Sources des importations de pétrole de l'Union européenne, 1990-2023Sources des importations de pétrole de l'Union européenne, 1990-2023

Cependant, cette tendance vient se briser dès le milieu des années 2000, l’année 2006 marquant un premier record de volume importé. C’est cette date qui marque le début d’un découplage bien plus structurel qu’il n’y paraît. Pourtant, une vision téléologique de la situation pourrait y voir un choix de prudence de la part de l’UE : ne pas se surexposer à un seul fournisseur. Néanmoins, le fait que l’Union européenne réussisse à atteindre de nouveaux records d’importation de pétrole russe en 2015 et 2016, deux ans après l’occupation de la Crimée, invite à relativiser cette hypothèse, à tout le moins.

Mais c’est surtout l’analyse de la situation pétrolière russe qui apporte le meilleur éclairage sur le caractère « non contrôlé » (au sens de l’action consciente) des relations énergétiques UE-Russie.

Le déclin géologique : une fatalité silencieuse et apolitique

La Russie est confrontée à une réalité incontournable : l’épuisement progressif de ses réserves conventionnelles. Depuis la fin du XIXe siècle, le sous-sol russe a été intensément exploité, d’abord autour de Bakou, puis du bassin de la Volga et enfin dans la Sibérie occidentale. Si la production a connu une spectaculaire reprise dans les années 2000, elle ralentit depuis 2005. Entre 2004 et 2019, la croissance annuelle moyenne de la production n’a été que de 1,4 %, bien loin des 12,7 % (!) de l’époque soviétique.

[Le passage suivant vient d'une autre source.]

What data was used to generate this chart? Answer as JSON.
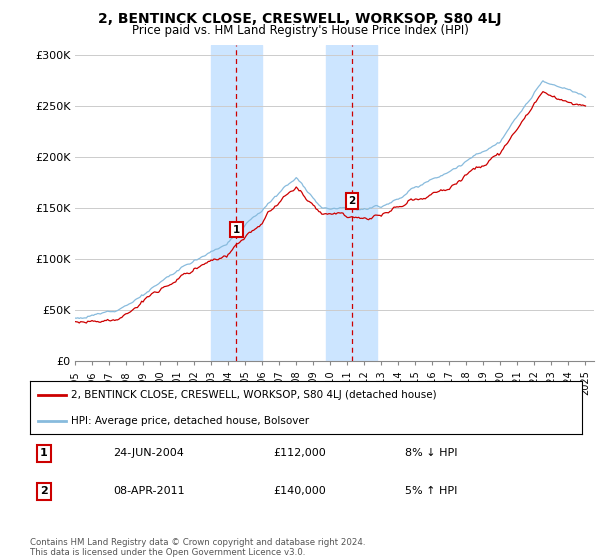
{
  "title": "2, BENTINCK CLOSE, CRESWELL, WORKSOP, S80 4LJ",
  "subtitle": "Price paid vs. HM Land Registry's House Price Index (HPI)",
  "ylabel_ticks": [
    "£0",
    "£50K",
    "£100K",
    "£150K",
    "£200K",
    "£250K",
    "£300K"
  ],
  "ytick_vals": [
    0,
    50000,
    100000,
    150000,
    200000,
    250000,
    300000
  ],
  "ylim": [
    0,
    310000
  ],
  "xlim_start": 1995.0,
  "xlim_end": 2025.5,
  "sale1_date": 2004.48,
  "sale1_price": 112000,
  "sale1_label": "1",
  "sale1_date_str": "24-JUN-2004",
  "sale1_price_str": "£112,000",
  "sale1_hpi_str": "8% ↓ HPI",
  "sale2_date": 2011.27,
  "sale2_price": 140000,
  "sale2_label": "2",
  "sale2_date_str": "08-APR-2011",
  "sale2_price_str": "£140,000",
  "sale2_hpi_str": "5% ↑ HPI",
  "red_line_label": "2, BENTINCK CLOSE, CRESWELL, WORKSOP, S80 4LJ (detached house)",
  "blue_line_label": "HPI: Average price, detached house, Bolsover",
  "copyright": "Contains HM Land Registry data © Crown copyright and database right 2024.\nThis data is licensed under the Open Government Licence v3.0.",
  "shade_color": "#cce5ff",
  "red_color": "#cc0000",
  "blue_color": "#88bbdd",
  "background_color": "#ffffff",
  "grid_color": "#cccccc"
}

En parallèle, la consommation intérieure russe a fortement augmenté, absorbant l’essentiel des hausses de production. De telle sorte qu’à partir de 2004, chaque baril supplémentaire produit sert à satisfaire la demande domestique, limitant mécaniquement la capacité d’exportation du pays. Autrement dit, la stagnation des importations de pétrole russe en Europe depuis le mitan des années 2000 n’est pas due à une quelconque action volontaire de la part des Européens, mais simplement au fait qu’ils ont fait face à des concurrents implacables : les Russes eux-mêmes.

Encore une fois, répétons que ce sont les conditions géologiques, en l’espèce une hausse insuffisante de production pour satisfaire à la fois la demande intérieure et l’appétit des consommateurs européens, qui explique ce premier décrochage Europe-Russie. Pas la morale. Pas la politique. Pas l’écologie. Pas la géostratégie.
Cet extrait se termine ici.